OMAHA, Neb. (KMTV) — Two topics we’re told not to talk about are religion and politics, but during an election year and when so many political issues are at the forefront, having these discussions with your romantic partner can be difficult to avoid.
“I think this last four years has really tested a lot of people," said Adrian Martin, a licensed marriage and family therapist with Omaha Couples Clinic. "I think there’s a lot of polarization that has occurred in society, and that is playing out in people’s relationships.”

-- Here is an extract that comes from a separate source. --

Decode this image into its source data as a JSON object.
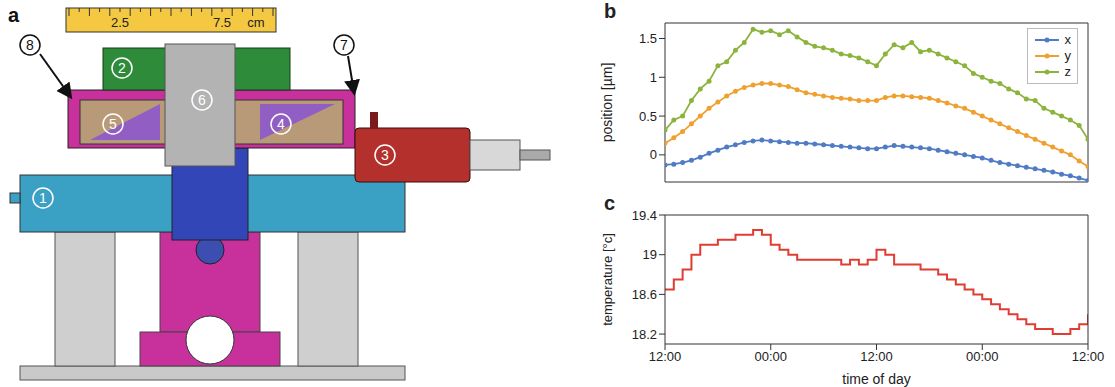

Martin says some couples choose to take these issues head on while others agree to disagree, though avoiding these issues can cause them to come up in later arguments.
Currently there is a national debate as to the effectiveness of masks, and some couples may find themselves on opposite sides of this conversation.
“When you have a difference of opinions about something that feels really important to you, find a way to kind of settle yourself down, kind of stabilize your emotions, clear your head and be able to deal with the situation at hand with your partner so you can work together on it," Martin suggests.
Another conversation that may require this approach is whether or not to send your children back to school in person. Martin says, again, staying calm and facing the issue as a team will create a more successful outcome.
Ultimately, Martin says having diverse opinions can be a strength for couples if they are communicating in a healthy way. But if you find that you and your partner are having the same arguments over and over, it may be time to reach out to a professional.
“Marriage therapy or couples therapy doesn’t have to be a long term proposition," Martin said. "It can be short term work, it can be effective and really focused on the issue at hand.”
Martin says compared to the beginning of the pandemic, he’s seen a significant increase in couples seeking counseling over the past two months.